Over 85% of South African schools are dysfunctional

South Africa’s public education sector has effectively collapsed over the past decade, with 85% of schools being largely dysfunctional. 

The other 15% are among the best in the world, with this category being dominated by private schools and former Model C public schools. 

This two-tier system has become entrenched rather than diminished by the ANC-led government’s policies since coming to power in 1994. 

Access to education as a result of its policies has greatly increased at the expense of the quality of education. 

This means many scholars who finished matric cannot get into university and study further to become more productive members of the economy. 

A vicious cycle has been created where the productivity of labour in South Africa has stagnated and declined in the past decade, dragging down economic growth and limiting the resources that can be invested into education. 

Econometrix chief economist Dr Azar Jammine explained to the Palatable Politics podcast that many individuals entering university will never be productive in a modern economy. 

“The way that poor basic education shows up in the data is that much of the youth does not study in the areas where jobs are being created and are really needed,” Jammine said. 

“This is going to become even more critical in the years to come as the economy becomes increasingly digital, maths-based, and computer-based.” 

The sectors that are growing fastest in South Africa’s economy require mathematics in many ways.

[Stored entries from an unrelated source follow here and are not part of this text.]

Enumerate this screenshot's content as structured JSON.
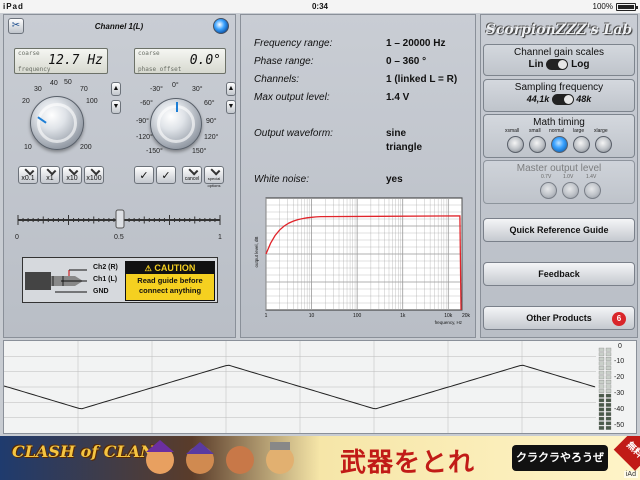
{
  "status_bar": {
    "left": "iPad",
    "time": "0:34",
    "battery": "100%"
  },
  "channel": {
    "title": "Channel 1(L)",
    "coarse_label": "coarse",
    "frequency": {
      "value": "12.7 Hz",
      "sub": "frequency"
    },
    "phase": {
      "value": "0.0°",
      "sub": "phase offset"
    },
    "freq_ticks": [
      "10",
      "20",
      "30",
      "40",
      "50",
      "70",
      "100",
      "200"
    ],
    "phase_ticks": [
      "-150°",
      "-120°",
      "-90°",
      "-60°",
      "-30°",
      "0°",
      "30°",
      "60°",
      "90°",
      "120°",
      "150°"
    ],
    "mult_buttons": [
      "x0.1",
      "x1",
      "x10",
      "x100"
    ],
    "phase_buttons": [
      "cancel",
      "special options"
    ],
    "slider_labels": [
      "0",
      "0.5",
      "1"
    ]
  },
  "caution": {
    "title": "CAUTION",
    "text": "Read guide before connect anything",
    "ch2": "Ch2 (R)",
    "ch1": "Ch1 (L)",
    "gnd": "GND"
  },
  "specs": [
    {
      "label": "Frequency range:",
      "value": "1 – 20000 Hz"
    },
    {
      "label": "Phase range:",
      "value": "0 – 360 °"
    },
    {
      "label": "Channels:",
      "value": "1 (linked L = R)"
    },
    {
      "label": "Max output level:",
      "value": "1.4 V"
    }
  ],
  "waveform": {
    "label": "Output waveform:",
    "values": [
      "sine",
      "triangle"
    ]
  },
  "white_noise": {
    "label": "White noise:",
    "value": "yes"
  },
  "freq_chart": {
    "ylabel": "output level, dB",
    "xlabel": "frequency, Hz",
    "xticks": [
      "1",
      "10",
      "100",
      "1k",
      "10k",
      "20k"
    ]
  },
  "brand": "ScorpionZZZ's Lab",
  "gain_scales": {
    "title": "Channel gain scales",
    "left": "Lin",
    "right": "Log"
  },
  "sampling": {
    "title": "Sampling frequency",
    "left": "44,1k",
    "right": "48k"
  },
  "math_timing": {
    "title": "Math timing",
    "options": [
      "xsmall",
      "small",
      "normal",
      "large",
      "xlarge"
    ],
    "selected": 2
  },
  "master_output": {
    "title": "Master output level",
    "options": [
      "0.7V",
      "1.0V",
      "1.4V"
    ]
  },
  "buttons": {
    "guide": "Quick Reference Guide",
    "feedback": "Feedback",
    "other": "Other Products",
    "other_badge": "6"
  },
  "vu_scale": [
    "0",
    "-10",
    "-20",
    "-30",
    "-40",
    "-50"
  ],
  "ad": {
    "title": "CLASH of CLANS",
    "slogan": "武器をとれ",
    "cta": "クラクラやろうぜ",
    "free": "無料",
    "tag": "iAd"
  },
  "colors": {
    "accent": "#1e7fd6",
    "chart_line": "#e0242a",
    "badge": "#d9252a"
  }
}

Maths is not just about counting, but it is also about processing information logically, Jammine explained. 

“The education system in South Africa is not developing those skills sufficiently. Much of that has to do with schooling rather than university,” Jammine said. 

“85% of South African schools are largely dysfunctional. We are fortunate that we have 15% of excellence made up by private schools and former Model C schools.” 

This means that of the 24,000 schools across South Africa, only 4,000 of those schools are really effective at creating skilled individuals. 

More money is not the answer

Department of Basic Education Siviwe Gwarube

South Africa spends a significant share of its budget on education, with it consuming around 6% of the entire country’s GDP on an annual basis. 

This puts South Africa among the world’s highest spenders on education relative to the size of its economy. Despite this, it has some of the worst education outcomes globally. 

“The government is already spending a high proportion of the budget on education, but it is not being spent effectively,” Jammine said. 

Much of this money is spent on administrative staff within the government department and provincial departments, rather than on teachers and educational material. 

As such, while the state spends a lot of money on education, very little of it ever reaches the classroom where it can improve outcomes. 

Another challenge South Africa’s education system faces is the rapid rise in access to education without increased capacity and investment in classrooms. 

This has translated into quality declining as more scholars are entering school but do not have access to good teaching, textbooks, and facilities. 

In particular, many of these scholars do not receive good-quality maths and science education, which is vital for a modern economy. 

Grade R enrolment has risen by 222.4% in the past 25 years, with the government rightly celebrating this achievement. However, only 63% of the pupils who enter school actually finish matric. 

When accounting for access to university, the outcome is even worse, with just four in ten scholars who write matric gaining a university entrance pass. 

“Part of our problem as South Africa is that we have not sufficiently considered what the transformation of education is about,” former finance minister Trevor Manuel said. 

Manuel explained that education policy has failed to break the two-tier model of education in South Africa, with there being islands of excellence amid a sea of low-quality education. 

“It is a huge achievement that 80% of school children in South Africa are at no-fee schools. But no fees frequently also means no maths, no science, and no discipline,” Manuel said. 

“And so this notion of transforming the education system is a curious thing that we have not been able to master in South Africa.” 

“Bantu education was built in the 1950s without mathematics. That was in 1953, and in 2025, the mathematics is still not there,” Manuel said. 

“You have taken quantitative skills out of a generation of learners and successive generations of teachers, and so it is still not there.”